O Brasil amarga a impunidade do tempo parado. É como se não pudéssemos aprender com as dores e crimes do passado. E é só aprendendo que podemos mudar o nosso vil destino.
Hibernamos nos traumas, fazemos vista grossa à existência de matadores de aluguel, à queima de arquivos, ao sumiço de autoridades morais e intelectuais. Tanto faz se o mártir é brasileiro ou estrangeiro; a ganância não se preocupa com a comunidade internacional, o extermínio tampouco confere passaporte.
A impressão é que sempre estamos procurando restos mortais de um jornalista, ou de um indigenista, ou de um líder sindical. Talvez estejamos buscando eternamente os nossos restos, restos de um país profundamente insensível às suas causas ambientais.
Acordamos no mesmo dia para repetir as nossas mortes, jamais reencontrar a vida e a liberdade.
Seguimos emparedados na omissão, reconstituindo homicídios sem parar, sempre semelhantes, sempre com a exploração ilegal de nossas riquezas naturais como pano de fundo.
Se Chico Mendes estivesse vivo hoje, ele seria assassinado de novo na frente da esposa e dos dois filhos. Aquele 22 de dezembro de 1988 não acabou, parece que nunca vai acabar. Chico tombou por lutar contra o desmatamento dos grileiros de terras e por reivindicar melhores condições de trabalho aos seringueiros.
Se a missionária Dorothy Stang, conhecida como Irmã Dorothy, estivesse viva hoje, seria de novo brutalmente executada com seis tiros enquanto caminharia tranquilamente por uma estrada deserta. Nada a salvaria atualmente, assim como nada a salvou naquela manhã. Saber de tudo não nos previne. Ela sofreria idêntico pasmo de solidão diante da covardia. Aquele 12 de fevereiro de 2005 nunca acaba, parece que nunca vai acabar. Ela foi calada por ser incômoda, por perturbar a exploração escrava de mão de obra, por encampar a geração de renda e de emprego a partir de projetos de reflorestamento.
É Xapuri (Acre), é Anapu (Pará), é Vale do Javari (Amazonas). O lugar e o estado mudam, jamais a sina.

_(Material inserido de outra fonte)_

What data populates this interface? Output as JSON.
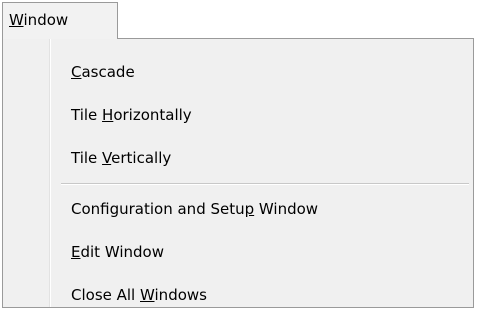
{
  "menubar": {
    "window_menu": {
      "mnemonic": "W",
      "rest": "indow"
    }
  },
  "menu": {
    "items": [
      {
        "before": "",
        "mnemonic": "C",
        "after": "ascade"
      },
      {
        "before": "Tile ",
        "mnemonic": "H",
        "after": "orizontally"
      },
      {
        "before": "Tile ",
        "mnemonic": "V",
        "after": "ertically"
      },
      {
        "before": "Configuration and Setu",
        "mnemonic": "p",
        "after": " Window"
      },
      {
        "before": "",
        "mnemonic": "E",
        "after": "dit Window"
      },
      {
        "before": "Close All ",
        "mnemonic": "W",
        "after": "indows"
      }
    ]
  }
}
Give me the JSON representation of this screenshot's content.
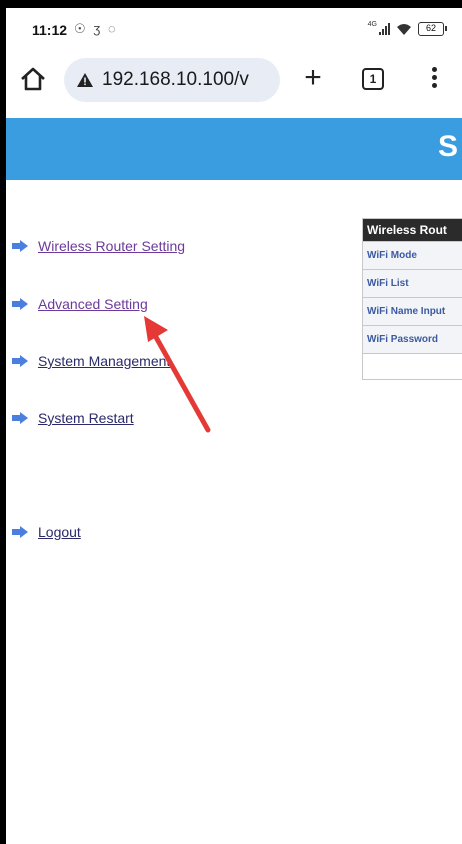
{
  "status_bar": {
    "time": "11:12",
    "left_icons": "☉ ʒ ◌",
    "network_label": "4G",
    "battery": "62"
  },
  "browser": {
    "url": "192.168.10.100/v",
    "tab_count": "1",
    "icons": [
      "home-icon",
      "warning-icon",
      "plus-icon",
      "tabs-icon",
      "more-menu-icon"
    ]
  },
  "page": {
    "header_title": "S",
    "header_color": "#3a9de0"
  },
  "nav": {
    "items": [
      {
        "label": "Wireless Router Setting"
      },
      {
        "label": "Advanced Setting"
      },
      {
        "label": "System Management"
      },
      {
        "label": "System Restart"
      },
      {
        "label": "Logout"
      }
    ]
  },
  "settings_panel": {
    "title": "Wireless Rout",
    "rows": [
      {
        "label": "WiFi Mode"
      },
      {
        "label": "WiFi List"
      },
      {
        "label": "WiFi Name Input"
      },
      {
        "label": "WiFi Password"
      }
    ]
  },
  "annotation": {
    "color": "#e53935"
  }
}
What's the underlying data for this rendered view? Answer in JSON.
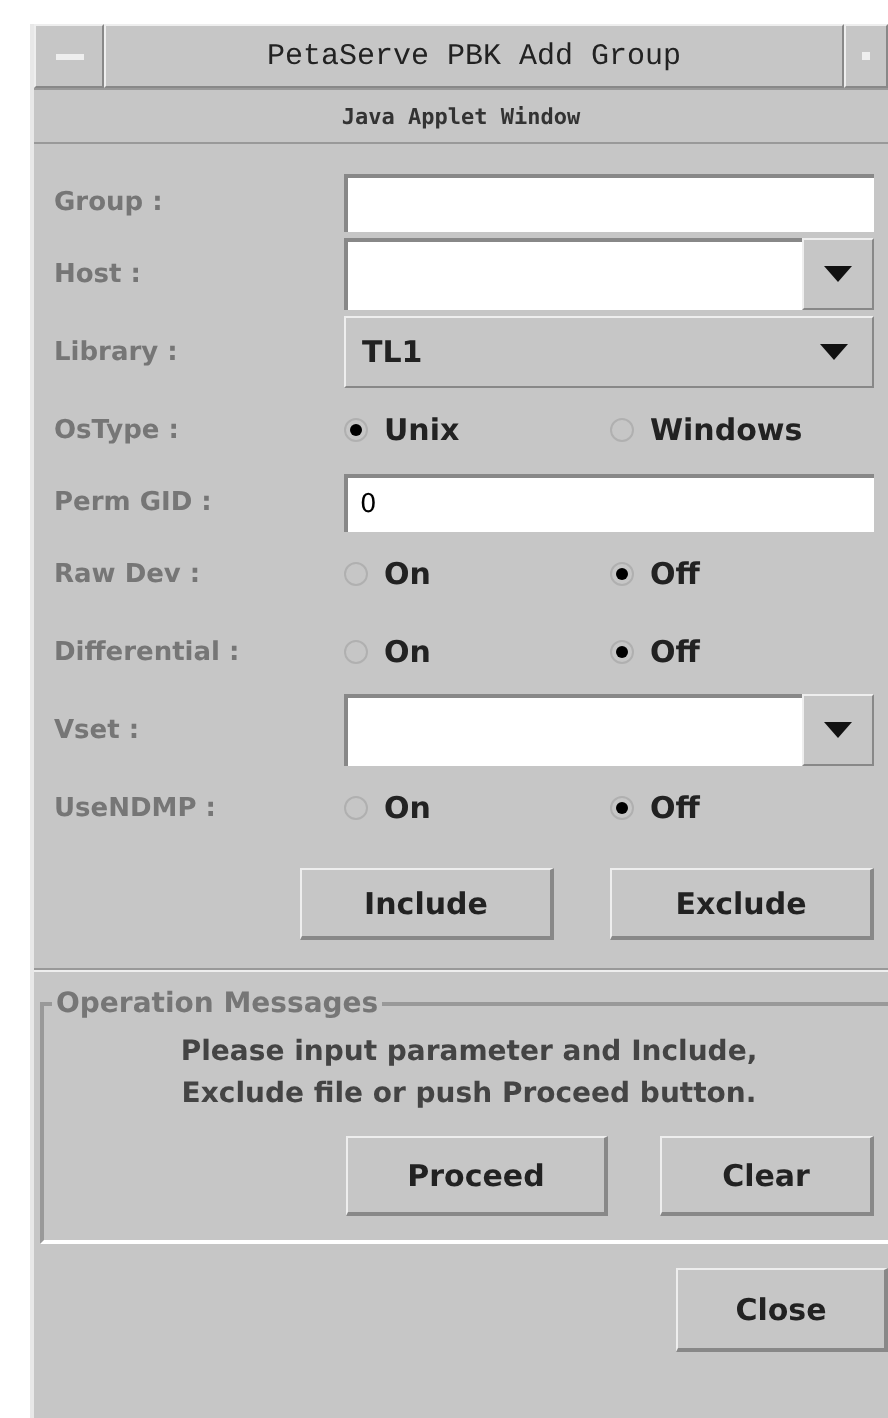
{
  "window": {
    "title": "PetaServe PBK Add Group",
    "subtitle": "Java Applet Window"
  },
  "form": {
    "rows": [
      {
        "kind": "text",
        "label": "Group :",
        "value": ""
      },
      {
        "kind": "combo",
        "label": "Host :",
        "value": ""
      },
      {
        "kind": "select",
        "label": "Library :",
        "value": "TL1"
      },
      {
        "kind": "radio",
        "label": "OsType :",
        "options": [
          {
            "label": "Unix",
            "selected": true
          },
          {
            "label": "Windows",
            "selected": false
          }
        ]
      },
      {
        "kind": "text",
        "label": "Perm GID :",
        "value": "0"
      },
      {
        "kind": "radio",
        "label": "Raw Dev :",
        "options": [
          {
            "label": "On",
            "selected": false
          },
          {
            "label": "Off",
            "selected": true
          }
        ]
      },
      {
        "kind": "radio",
        "label": "Differential :",
        "options": [
          {
            "label": "On",
            "selected": false
          },
          {
            "label": "Off",
            "selected": true
          }
        ]
      },
      {
        "kind": "combo",
        "label": "Vset :",
        "value": ""
      },
      {
        "kind": "radio",
        "label": "UseNDMP :",
        "options": [
          {
            "label": "On",
            "selected": false
          },
          {
            "label": "Off",
            "selected": true
          }
        ]
      }
    ],
    "buttons": [
      "Include",
      "Exclude"
    ]
  },
  "messages": {
    "title": "Operation Messages",
    "lines": [
      "Please input parameter and Include,",
      "Exclude file or push Proceed button."
    ],
    "buttons": [
      "Proceed",
      "Clear"
    ]
  },
  "footer": {
    "buttons": [
      "Close"
    ]
  }
}
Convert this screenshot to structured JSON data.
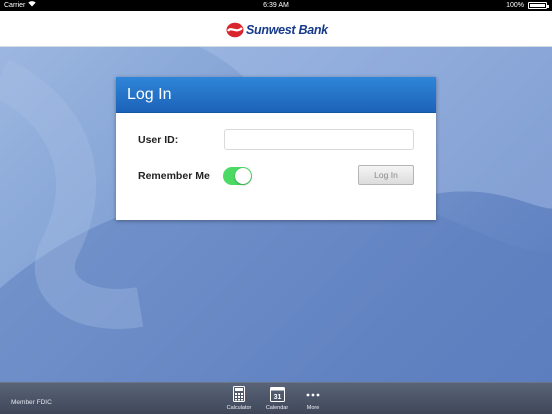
{
  "status_bar": {
    "carrier": "Carrier",
    "time": "6:39 AM",
    "battery": "100%"
  },
  "header": {
    "brand": "Sunwest Bank",
    "brand_color": "#173a8a",
    "logo_red": "#d7262e"
  },
  "login": {
    "title": "Log In",
    "user_id_label": "User ID:",
    "user_id_value": "",
    "remember_label": "Remember Me",
    "remember_on": true,
    "login_button": "Log In",
    "header_color": "#2f86d8",
    "toggle_color": "#4cd964"
  },
  "footer": {
    "member_text": "Member FDIC",
    "tabs": [
      {
        "label": "Calculator",
        "icon": "calculator-icon"
      },
      {
        "label": "Calendar",
        "icon": "calendar-icon",
        "day": "31"
      },
      {
        "label": "More",
        "icon": "more-icon"
      }
    ]
  }
}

Chico Mendes e Irmã Dorothy são também o indigenista Bruno Araújo Pereira e o jornalista inglês Dom Phillips, mortos pela utopia ecológica, apagados pelo combate à pesca, à caça e ao garimpo ilegais, neutralizados por defender as reservas indígenas e o cumprimento óbvio da lei. Para se ter ideia do ódio envolvido e do sangue-frio da particular chacina, segundo o relato dos irmãos suspeitos, os corpos do jornalista e do ambientalista foram esquartejados, incinerados e enterrados numa vala comum.
Todos receberam ameaças de morte antes das emboscadas e não obtiveram nenhuma medida protetiva.
Ainda temos que escutar que eles não se cuidaram e entraram de modo inconsequente em áreas violentas e inseguras. É o equivalente a justificar um estupro pelas roupas mínimas e decotadas da vítima.
Além da Amazônia dilapidada, a floresta humana do bem vem sendo reduzida ao pó.